O presidente cubano Miguel Díaz-Canel denunciou a intenção do governo republicano de usar Guantánamo para deter migrantes, chamando-o de ato de brutalidade. Durante a XII Cúpula Extraordinária da ALBA-TCP, ele afirmou que a criação desse espaço de detenção é um "ato bárbaro" e uma ameaça à segurança nacional de Cuba e da sub-região e destacou que Guantánamo é um enclave militar ocupado contra a vontade do povo cubano e um centro de detenção e tortura condenado pela comunidade internacional.
Santiago Espinosa Bejerano, professor assistente e pesquisador do Centro de Pesquisa de Política Internacional (CIPI), disse à Sputnik que todos os anos o governo da maior das Antilhas rejeita a presença militar dos EUA no leste do país e exige seu retorno e lembrou que uma avaliação recente da Organização das Nações Unidas (ONU) determinou o fechamento urgente do presídio devido às injustiças ali cometidas.

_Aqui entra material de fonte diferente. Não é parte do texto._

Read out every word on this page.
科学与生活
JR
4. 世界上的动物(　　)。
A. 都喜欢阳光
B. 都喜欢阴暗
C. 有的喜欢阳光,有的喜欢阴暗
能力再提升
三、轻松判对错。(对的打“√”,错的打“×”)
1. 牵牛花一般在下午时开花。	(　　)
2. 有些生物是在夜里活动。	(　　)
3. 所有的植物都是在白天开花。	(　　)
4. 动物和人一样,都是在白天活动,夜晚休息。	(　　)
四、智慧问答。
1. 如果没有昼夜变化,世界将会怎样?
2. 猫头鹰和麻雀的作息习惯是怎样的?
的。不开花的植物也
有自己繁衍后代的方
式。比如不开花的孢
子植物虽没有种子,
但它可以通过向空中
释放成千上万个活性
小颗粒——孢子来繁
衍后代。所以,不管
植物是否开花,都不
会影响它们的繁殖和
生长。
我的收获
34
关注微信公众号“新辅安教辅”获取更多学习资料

"Agora não estamos falando de supostos combatentes classificados pelos EUA como terroristas, estamos falando de imigrantes, historicamente empregados como mão de obra barata em diversas ocupações que os nacionais desprezam, como agricultura, serviços e maquiadoras", destacou o professor que é especialista em questões de segurança, ciberespaço e guerra cibernética.

Bejerano diz que o uso irresponsável de Guantánamo como centro de detenção forçada "geraria um cenário de risco e insegurança neste enclave ilegal e seus arredores; ameaçaria a paz e se prestaria a erros, acidentes e interpretações errôneas que poderiam alterar a estabilidade e causar consequências graves".
Nesse sentido, segundo o direito internacional, a permanência dessa base ilegal — contra a vontade do povo cubano e em violação à integridade territorial de Cuba — qualifica-se como um ato de colonialismo, conforme registrado na resolução 1514, aprovada pela Assembleia Geral das Nações Unidas (AGNU) em 14 de dezembro de 1960.